Despite having said that he
had "honestly" never found any trace of torture, the expert confirms,
"I know that there was
torture, but I'm not getting into it".
Shibata denies that the IML
received instructions not to describe the general state of the bodies it
autopsied and ignore signs of torture.
"There was no
interference. The police always asked if the police request had been received,
the request for autopsy. If you have a haematoma, we describe the haematoma.
Whether you fell or were beaten - that's not our job."
If it's down to Harry Shibata,
the whereabouts of the disappeared from the military dictatorship will remain
unknown.
"What often happens is
that those who do these things do them very well and we will never know.
Disappeared is disappeared. I don't know where they are. It's difficult to
speculate on how the disappearance was done, isn't it? If the guy was buried under
a false name, that happens a lot," he says, talking about the bones in
Perus. "The problem has nothing to do with me or with the IML. Burying
people is the job of the cemetery."
The expert says that he did
not know the president Dilma [Rousseff] during the military regime because he
does not follow politics.
"I think she's doing a
good job. I voted for [Jose] Serra. I don't know Dilma, I never heard of her in
the '70s. I'm not really political. When Carlos Marighella died, I did the
autopsy. I didn't know who he was. He died of gunshot wounds. I only found out
later when asked to rush the report, the police asked for it urgently.

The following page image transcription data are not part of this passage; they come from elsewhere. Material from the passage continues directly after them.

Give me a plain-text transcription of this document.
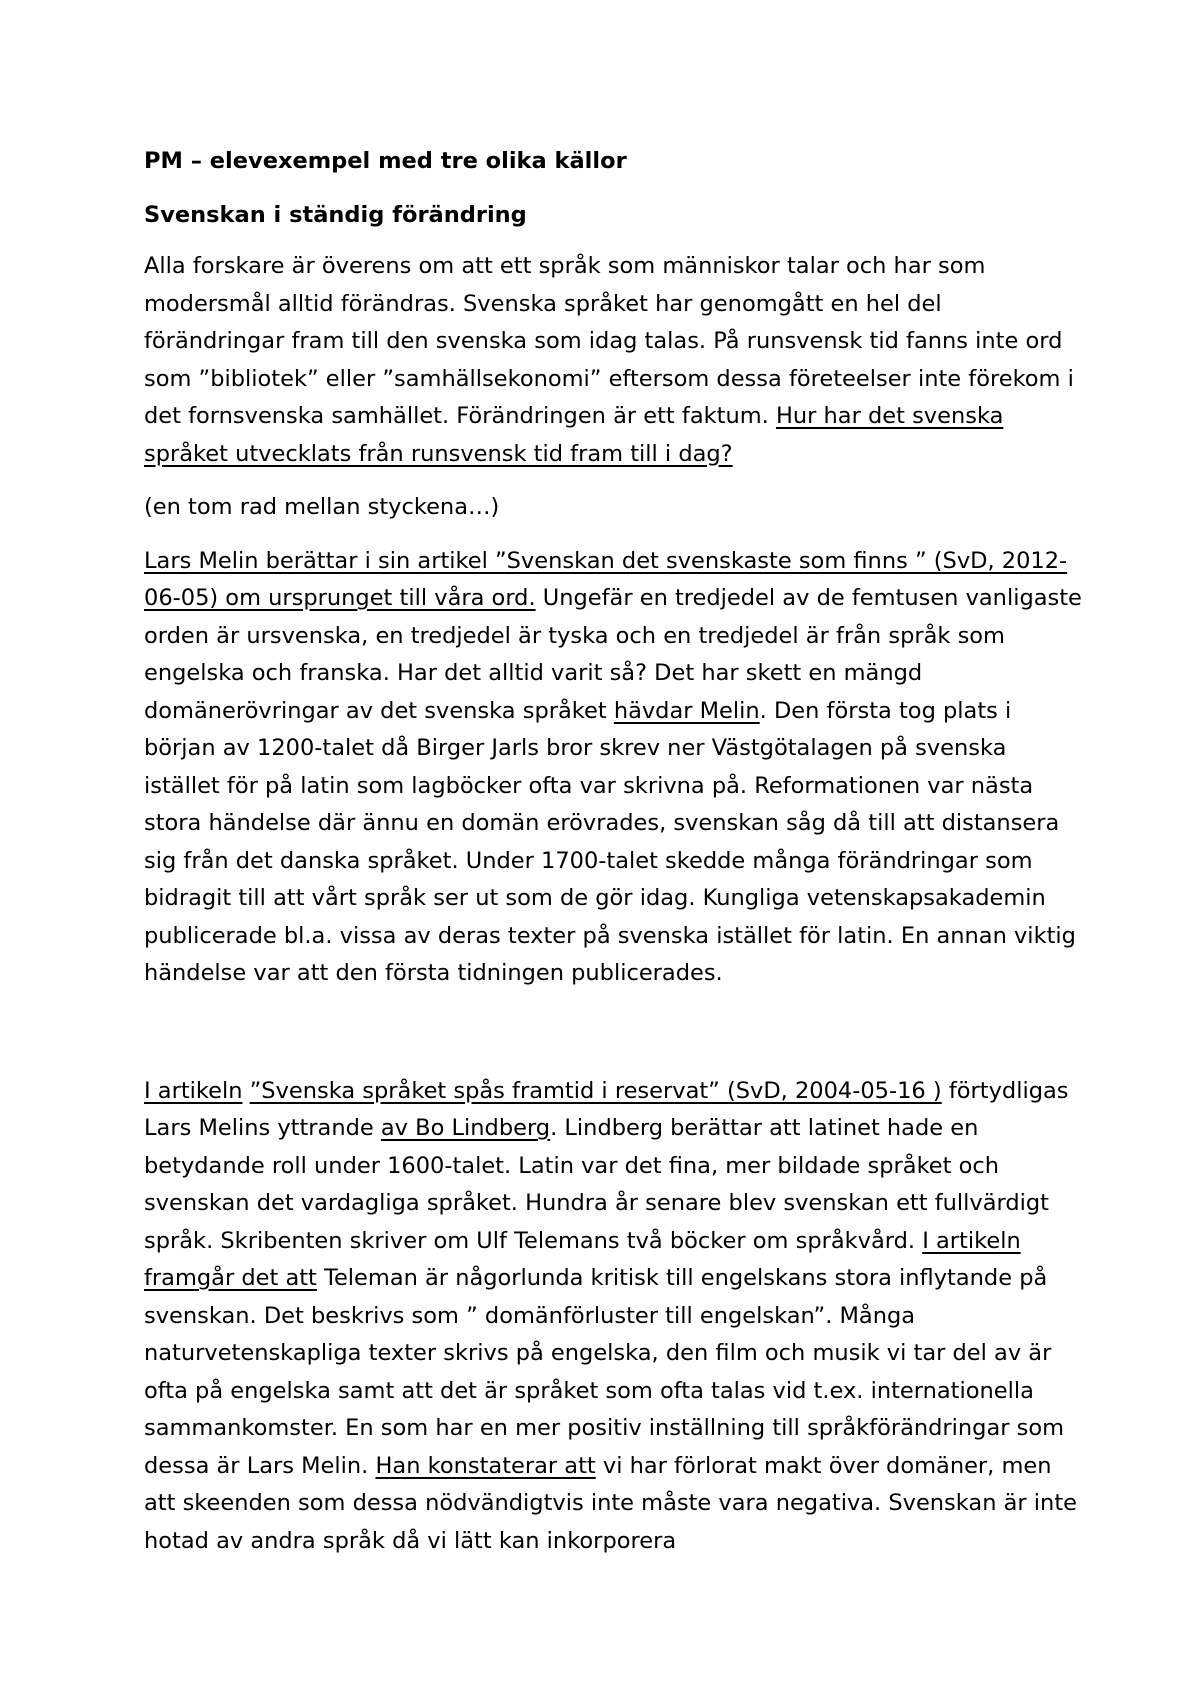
PM – elevexempel med tre olika källor

Svenskan i ständig förändring

Alla forskare är överens om att ett språk som människor talar och har som modersmål alltid förändras. Svenska språket har genomgått en hel del förändringar fram till den svenska som idag talas. På runsvensk tid fanns inte ord som ”bibliotek” eller ”samhällsekonomi” eftersom dessa företeelser inte förekom i det fornsvenska samhället. Förändringen är ett faktum. Hur har det svenska språket utvecklats från runsvensk tid fram till i dag?

(en tom rad mellan styckena…)

Lars Melin berättar i sin artikel ”Svenskan det svenskaste som finns ” (SvD, 2012-06-05) om ursprunget till våra ord. Ungefär en tredjedel av de femtusen vanligaste orden är ursvenska, en tredjedel är tyska och en tredjedel är från språk som engelska och franska. Har det alltid varit så? Det har skett en mängd domänerövringar av det svenska språket hävdar Melin. Den första tog plats i början av 1200-talet då Birger Jarls bror skrev ner Västgötalagen på svenska istället för på latin som lagböcker ofta var skrivna på. Reformationen var nästa stora händelse där ännu en domän erövrades, svenskan såg då till att distansera sig från det danska språket. Under 1700-talet skedde många förändringar som bidragit till att vårt språk ser ut som de gör idag. Kungliga vetenskapsakademin publicerade bl.a. vissa av deras texter på svenska istället för latin. En annan viktig händelse var att den första tidningen publicerades.

I artikeln ”Svenska språket spås framtid i reservat” (SvD, 2004-05-16 ) förtydligas Lars Melins yttrande av Bo Lindberg. Lindberg berättar att latinet hade en betydande roll under 1600-talet. Latin var det fina, mer bildade språket och svenskan det vardagliga språket. Hundra år senare blev svenskan ett fullvärdigt språk. Skribenten skriver om Ulf Telemans två böcker om språkvård. I artikeln framgår det att Teleman är någorlunda kritisk till engelskans stora inflytande på svenskan. Det beskrivs som ” domänförluster till engelskan”. Många naturvetenskapliga texter skrivs på engelska, den film och musik vi tar del av är ofta på engelska samt att det är språket som ofta talas vid t.ex. internationella sammankomster. En som har en mer positiv inställning till språkförändringar som dessa är Lars Melin. Han konstaterar att vi har förlorat makt över domäner, men att skeenden som dessa nödvändigtvis inte måste vara negativa. Svenskan är inte hotad av andra språk då vi lätt kan inkorporera
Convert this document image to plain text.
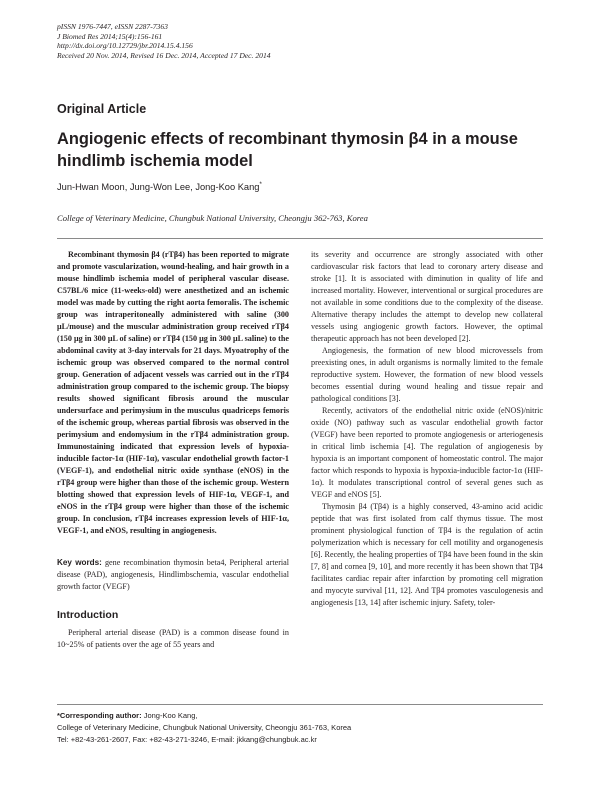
pISSN 1976-7447, eISSN 2287-7363
J Biomed Res 2014;15(4):156-161
http://dx.doi.org/10.12729/jbr.2014.15.4.156
Received 20 Nov. 2014, Revised 16 Dec. 2014, Accepted 17 Dec. 2014
Original Article
Angiogenic effects of recombinant thymosin β4 in a mouse hindlimb ischemia model
Jun-Hwan Moon, Jung-Won Lee, Jong-Koo Kang*
College of Veterinary Medicine, Chungbuk National University, Cheongju 362-763, Korea

Recombinant thymosin β4 (rTβ4) has been reported to migrate and promote vascularization, wound-healing, and hair growth in a mouse hindlimb ischemia model of peripheral vascular disease. C57BL/6 mice (11-weeks-old) were anesthetized and an ischemic model was made by cutting the right aorta femoralis. The ischemic group was intraperitoneally administered with saline (300 μL/mouse) and the muscular administration group received rTβ4 (150 μg in 300 μL of saline) or rTβ4 (150 μg in 300 μL saline) to the abdominal cavity at 3-day intervals for 21 days. Myoatrophy of the ischemic group was observed compared to the normal control group. Generation of adjacent vessels was carried out in the rTβ4 administration group compared to the ischemic group. The biopsy results showed significant fibrosis around the muscular undersurface and perimysium in the musculus quadriceps femoris of the ischemic group, whereas partial fibrosis was observed in the perimysium and endomysium in the rTβ4 administration group. Immunostaining indicated that expression levels of hypoxia-inducible factor-1α (HIF-1α), vascular endothelial growth factor-1 (VEGF-1), and endothelial nitric oxide synthase (eNOS) in the rTβ4 group were higher than those of the ischemic group. Western blotting showed that expression levels of HIF-1α, VEGF-1, and eNOS in the rTβ4 group were higher than those of the ischemic group. In conclusion, rTβ4 increases expression levels of HIF-1α, VEGF-1, and eNOS, resulting in angiogenesis.

Key words: gene recombination thymosin beta4, Peripheral arterial disease (PAD), angiogenesis, Hindlimbschemia, vascular endothelial growth factor (VEGF)

Introduction

Peripheral arterial disease (PAD) is a common disease found in 10~25% of patients over the age of 55 years and

its severity and occurrence are strongly associated with other cardiovascular risk factors that lead to coronary artery disease and stroke [1]. It is associated with diminution in quality of life and increased mortality. However, interventional or surgical procedures are not available in some conditions due to the complexity of the disease. Alternative therapy includes the attempt to develop new collateral vessels using angiogenic growth factors. However, the optimal therapeutic approach has not been developed [2].

Angiogenesis, the formation of new blood microvessels from preexisting ones, in adult organisms is normally limited to the female reproductive system. However, the formation of new blood vessels becomes essential during wound healing and tissue repair and pathological conditions [3].

Recently, activators of the endothelial nitric oxide (eNOS)/nitric oxide (NO) pathway such as vascular endothelial growth factor (VEGF) have been reported to promote angiogenesis or arteriogenesis in critical limb ischemia [4]. The regulation of angiogenesis by hypoxia is an important component of homeostatic control. The major factor which responds to hypoxia is hypoxia-inducible factor-1α (HIF-1α). It modulates transcriptional control of several genes such as VEGF and eNOS [5].

Thymosin β4 (Tβ4) is a highly conserved, 43-amino acid acidic peptide that was first isolated from calf thymus tissue. The most prominent physiological function of Tβ4 is the regulation of actin polymerization which is necessary for cell motility and organogenesis [6]. Recently, the healing properties of Tβ4 have been found in the skin [7, 8] and cornea [9, 10], and more recently it has been shown that Tβ4 facilitates cardiac repair after infarction by promoting cell migration and myocyte survival [11, 12]. And Tβ4 promotes vasculogenesis and angiogenesis [13, 14] after ischemic injury. Safety, toler-

*Corresponding author: Jong-Koo Kang,
College of Veterinary Medicine, Chungbuk National University, Cheongju 361-763, Korea
Tel: +82-43-261-2607, Fax: +82-43-271-3246, E-mail: jkkang@chungbuk.ac.kr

Shibata explains that, on the
orders of the police chief Celso Teles, he did not carry out the autopsy on the
body of Sérgio Paranhos Fleury, one of the greatest symbols of the repression,
who supposedly died falling off boat in Ilhabela in 1979. According to Capixaba
police chief Claudio Guerra in his book "Memories of a dirty war",
Fleury was killed by the military and the accident was staged:
"Teles said, look,
there's no need for an autopsy. That was wrong. When the death is violent the
medical examiner always has to be called. But they called an ordinary doctor.
The law says that if there is no medical examiner, the report needs to be done
by two doctors. I think it's a fantasy [the assassination theory], but the
suspicion exists because the autopsy was not done properly."
Note on the translation: This
has been done to the best of my ability and as far as I'm aware, it is correct.
However I'd like to be clear that Portuguese is a relatively new language of
mine and I cannot rule out the existence of errors. Comments and corrections
welcome, anyone wanting to use this translation themselves takes responsibility
for doing so and would be well advised to check it first.